Hieromartyr Phocas (Greek: Φωκάς) was born in the city of Sinope in northern Anatolia. His life and legend may have been a fusion of three men with the same name: a Phocas of Antioch, Phocas, Bishop of Sinope, and Phocas the Gardener. Only the last seems authentic.

His parents, Pamphilus and Maria, were pious Christians.
During his adult years he became Bishop of Sinope. At the time of persecution against Christians under the emperor Trajan (98–117), the governor demanded that the saint renounce Christ. After fierce torture they enclosed St Phocas in a hot bath, where he died a martyr's death in the year 117.
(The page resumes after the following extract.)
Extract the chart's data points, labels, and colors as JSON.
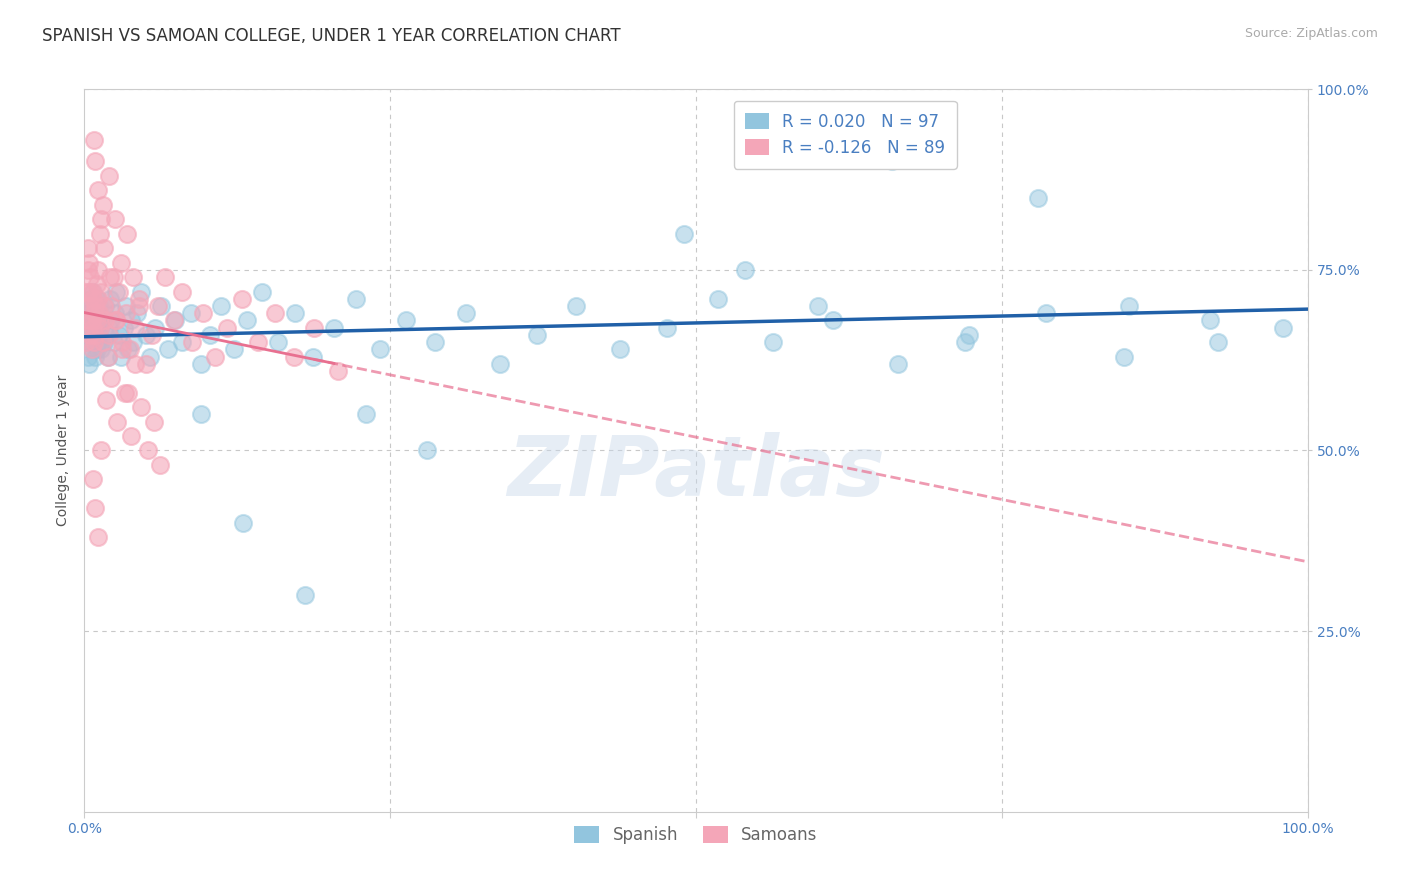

A homily in his honour was composed by Saint John Chrysostom on the occasion of the translation of his relics to Constantinople. The translation of his holy relics from Pontus to Constantinople about the year 404 A.D. is celebrated on July 23. His primary feast is on September 22, and he is called a wonderworker.

The Hieromartyr Phocas is especially venerated as a defender against fires, and also as a helper of the drowning.